Persona Fantasy Vol. 0 - Just The Beginning Mac Os Download
- Twelfth Night: This Shakespearean play has no real title, its title comes from the fact that it was commissioned to be performed for Twelfth Night Celebration (the night before January 6th). The full title is Twelfth Night, or What You Will
- Barney Bunch was originally made when Barney hate was still at large, but soon coming to an end. Today, most Barney Bunch videos feature Drew Pickles as the main character instead.
- Master Chief Sucks at Ordering stops being about Master Chief sucking at ordering things after the third episode. However, the series (and its episode titles) continue to reference the fact that Master Chief sucks at doing things. The reason the show wasn't simply called 'Master Chief Sucks' to avoid this problem was presumably because another series already used that name; said series would then be permanently renamed to Arby 'n' the Chief.
- Red vs. Blue:
- It started off the first 5 seasons as a comedy with the two title teams fighting over a boxed canyon in the middle of nowhere, while still visiting various places now and then. Starting with the 6th season, while the show is still for all purposes a comedy, it begins incorporating more action scenes and the two teams are now working together on an almost permanent basis. The only times the Reds and Blues are actually really fighting each other from season 6 onwards is in season 9 (which took place in the Epsilon Memory Unit) and season 11 (which took place after both teams survived a crash-landing at Crash Site Bravo).
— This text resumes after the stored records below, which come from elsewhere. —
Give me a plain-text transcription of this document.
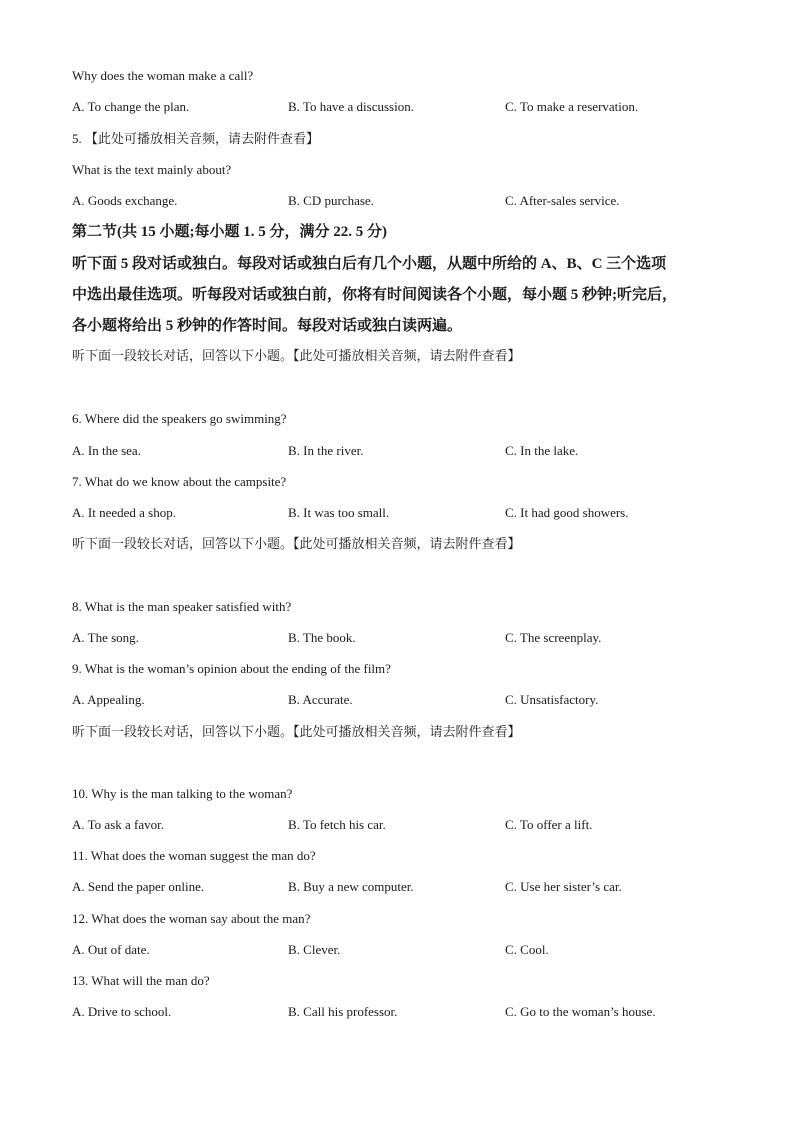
Why does the woman make a call?
A. To change the plan.	B. To have a discussion.	C. To make a reservation.
5. 【此处可播放相关音频，请去附件查看】
What is the text mainly about?
A. Goods exchange.	B. CD purchase.	C. After-sales service.
第二节(共 15 小题;每小题 1. 5 分，满分 22. 5 分)
听下面 5 段对话或独白。每段对话或独白后有几个小题，从题中所给的 A、B、C 三个选项
中选出最佳选项。听每段对话或独白前，你将有时间阅读各个小题，每小题 5 秒钟;听完后，
各小题将给出 5 秒钟的作答时间。每段对话或独白读两遍。
听下面一段较长对话，回答以下小题。【此处可播放相关音频，请去附件查看】
6. Where did the speakers go swimming?
A. In the sea.	B. In the river.	C. In the lake.
7. What do we know about the campsite?
A. It needed a shop.	B. It was too small.	C. It had good showers.
听下面一段较长对话，回答以下小题。【此处可播放相关音频，请去附件查看】
8. What is the man speaker satisfied with?
A. The song.	B. The book.	C. The screenplay.
9. What is the woman’s opinion about the ending of the film?
A. Appealing.	B. Accurate.	C. Unsatisfactory.
听下面一段较长对话，回答以下小题。【此处可播放相关音频，请去附件查看】
10. Why is the man talking to the woman?
A. To ask a favor.	B. To fetch his car.	C. To offer a lift.
11. What does the woman suggest the man do?
A. Send the paper online.	B. Buy a new computer.	C. Use her sister’s car.
12. What does the woman say about the man?
A. Out of date.	B. Clever.	C. Cool.
13. What will the man do?
A. Drive to school.	B. Call his professor.	C. Go to the woman’s house.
- The original subtitle for Seasons 1-5, Blood Gulch Chronicles, was inappropriate for Season 4 due to the large amount of time the show took place outside of Blood Gulch canyon. Averted from Season 6 onward, which use different subtitles that fit the story.
- Strong Bad Email now has Strong Bad answering tweets instead of emails.
- Fallout Lore: The Storyteller was originally just a documentary series about events in the Fallout franchise backstory. Now it's about the guy who's telling the stories almost, if not more so, than the stories themselves.
- How It Should Have Ended started off showing parody alternate endings of movies. The focus has since expanded to more general movie parodies, featuring scenes from much earlier in the movie and sometimes not even touching the ending at all. Although, a lot of the scenes the change from earlier in the movie would resolve the plot right there.
- hololive GAMERS was intended to be a subgroup of Gamer Chicks within a group of otherwise 'idol girls', with only Fubuki considered as both an idol and a gamer. As time went on, the line between a gamer and idol vanished as all of them streamed both activities and many members revealed themselves to be gamers of one stripe or another. As well, though it's mainly Sora, Suisei and AZKi who put the heaviest focus into being idol singers, the rest of the girls show themselves to be formidable on the singing stage. GAMERS now simply stands for an unnumbered generation that came between second and third generations.